Pipeworks focuses on development and co-development with publishers as its partners. It also does original intellectual property development and publishing.

“You can think of Timbre as being another development studio within the family that will have a similar model. It’s like working on originals as well as working on partner IP,” Gupton said.

Nickolls expects the studio will support remote work with hybrid in-person and remote model. Nickolls said the team is working on a couple of ideas now but can’t talk about them yet.

Cofounders

Above: Timbre Games was started by Joe Nickolls, Zoë Curnoe, and Geoff Coates.

Curnoe was most recently the production director of the story campaign for the Gears of War series at The Coalition. Her role as a producer has taken her to large and small studios worldwide, from Canada’s Rocky Mountains (The Banff Centre for the Arts) to Australia, working for Pandemic/EA and California at Riot Games.

Coates worked on art and creative director for Company of Heroes (Relic), DeadRising 4 (Capcom), and the SSX franchise (EA). Coates has worked on everything from sports titles to strategy games to shooters and racing games.

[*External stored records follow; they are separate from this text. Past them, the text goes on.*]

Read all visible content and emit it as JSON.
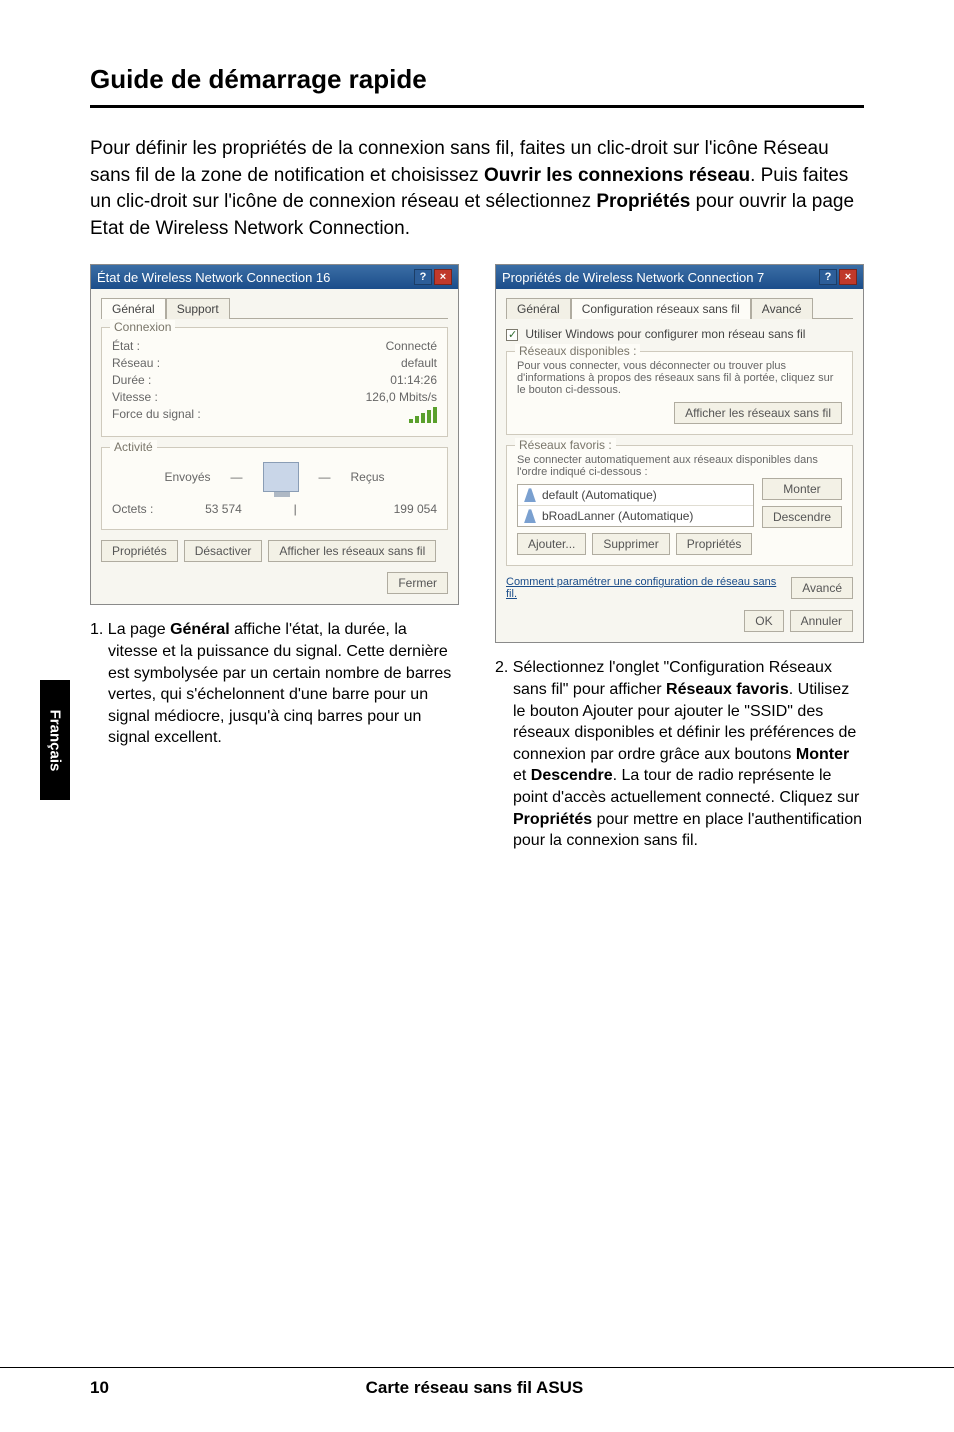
{
  "title": "Guide de démarrage rapide",
  "intro": {
    "t1": "Pour définir les propriétés de la connexion sans fil, faites un clic-droit sur l'icône Réseau sans fil de la zone de notification et choisissez ",
    "b1": "Ouvrir les connexions réseau",
    "t2": ". Puis faites un clic-droit sur l'icône de connexion réseau et sélectionnez ",
    "b2": "Propriétés",
    "t3": " pour ouvrir la page Etat de Wireless Network Connection."
  },
  "dlg_left": {
    "titlebar": "État de Wireless Network Connection 16",
    "tabs": {
      "general": "Général",
      "support": "Support"
    },
    "group_conn": {
      "legend": "Connexion",
      "etat_l": "État :",
      "etat_v": "Connecté",
      "reseau_l": "Réseau :",
      "reseau_v": "default",
      "duree_l": "Durée :",
      "duree_v": "01:14:26",
      "vitesse_l": "Vitesse :",
      "vitesse_v": "126,0 Mbits/s",
      "force_l": "Force du signal :"
    },
    "group_act": {
      "legend": "Activité",
      "envoyes": "Envoyés",
      "recus": "Reçus",
      "octets_l": "Octets :",
      "env_v": "53 574",
      "rec_v": "199 054"
    },
    "buttons": {
      "prop": "Propriétés",
      "desact": "Désactiver",
      "aff": "Afficher les réseaux sans fil"
    },
    "close": "Fermer"
  },
  "dlg_right": {
    "titlebar": "Propriétés de Wireless Network Connection 7",
    "tabs": {
      "general": "Général",
      "conf": "Configuration réseaux sans fil",
      "adv": "Avancé"
    },
    "chk": "Utiliser Windows pour configurer mon réseau sans fil",
    "group1": {
      "legend": "Réseaux disponibles :",
      "desc": "Pour vous connecter, vous déconnecter ou trouver plus d'informations à propos des réseaux sans fil à portée, cliquez sur le bouton ci-dessous.",
      "btn": "Afficher les réseaux sans fil"
    },
    "group2": {
      "legend": "Réseaux favoris :",
      "desc": "Se connecter automatiquement aux réseaux disponibles dans l'ordre indiqué ci-dessous :",
      "item1": "default (Automatique)",
      "item2": "bRoadLanner (Automatique)",
      "monter": "Monter",
      "descendre": "Descendre",
      "ajouter": "Ajouter...",
      "supprimer": "Supprimer",
      "proprietes": "Propriétés"
    },
    "footer": {
      "desc": "Comment paramétrer une configuration de réseau sans fil.",
      "avance": "Avancé"
    },
    "ok": "OK",
    "annuler": "Annuler"
  },
  "caption_left": {
    "lead": "1. La page ",
    "b1": "Général",
    "rest": " affiche l'état, la durée, la vitesse et la puissance du signal. Cette dernière est symbolysée par un certain nombre de barres vertes, qui s'échelonnent d'une barre pour un signal médiocre, jusqu'à cinq barres pour un signal excellent."
  },
  "caption_right": {
    "lead": "2. Sélectionnez l'onglet \"Configuration Réseaux sans fil\" pour afficher ",
    "b1": "Réseaux favoris",
    "mid1": ". Utilisez le bouton Ajouter pour ajouter le \"SSID\" des réseaux disponibles et définir les préférences de connexion par ordre grâce aux boutons ",
    "b2": "Monter",
    "mid2": " et ",
    "b3": "Descendre",
    "mid3": ". La tour de radio représente le point d'accès actuellement connecté. Cliquez sur ",
    "b4": "Propriétés",
    "rest": " pour mettre en place l'authentification pour la connexion sans fil."
  },
  "sidetab": "Français",
  "footer": {
    "page": "10",
    "product": "Carte réseau sans fil ASUS"
  }
}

His side hustles include editorial cartoons for a Vancouver paper and relentlessly drawing Nickolls in unprofessional (yet somehow tasteful) workplace attire.

Diversity focus

Timbre is committed to looking harder and further for talent with different backgrounds and will partner with local schools and communities to bring in diverse voices. Timbre has five people now and it is hiring.

“When you build a studio, you’re really given a unique opportunity to try and build things the right way,” Nickolls said. “One of the things that we’re really going to be focusing on is making sure that we have diversity. We are equally as excited about bringing in studio veterans as we are bringing in fresh new talent from different backgrounds and groups to to really help us take advantage of the changing faces of gaming.”

Part of Timbre’s mission is to approach game development with the community in mind right from the beginning, even in creating and growing a new studio. Its goal is to involve players much earlier, focusing on early access and community feedback. Pipeworks has more than 160 employees, mostly in Eugene.

The parent company

Sumo Group’s businesses provide acclaimed development, design and publishing services to the video games and entertainment industries from studios in the United Kingdom, India, Canada, the US, and Poland.

Sumo Digital, as the group’s primary business, is one of the United Kingdom’s largest independent developers of triple-rated video games, with studios in Sheffield, Newcastle, Nottingham, Leamington Spa, Warrington, and Pune, India.

The business has acquired multiple studios since initial public offering (IPO), which operate under their own names, BAFTA award-winning The Chinese Room in Brighton, Red Kite Games in Leeds, Lab42 in Leamington Spa and PixelAnt Games in Wroclaw, Poland.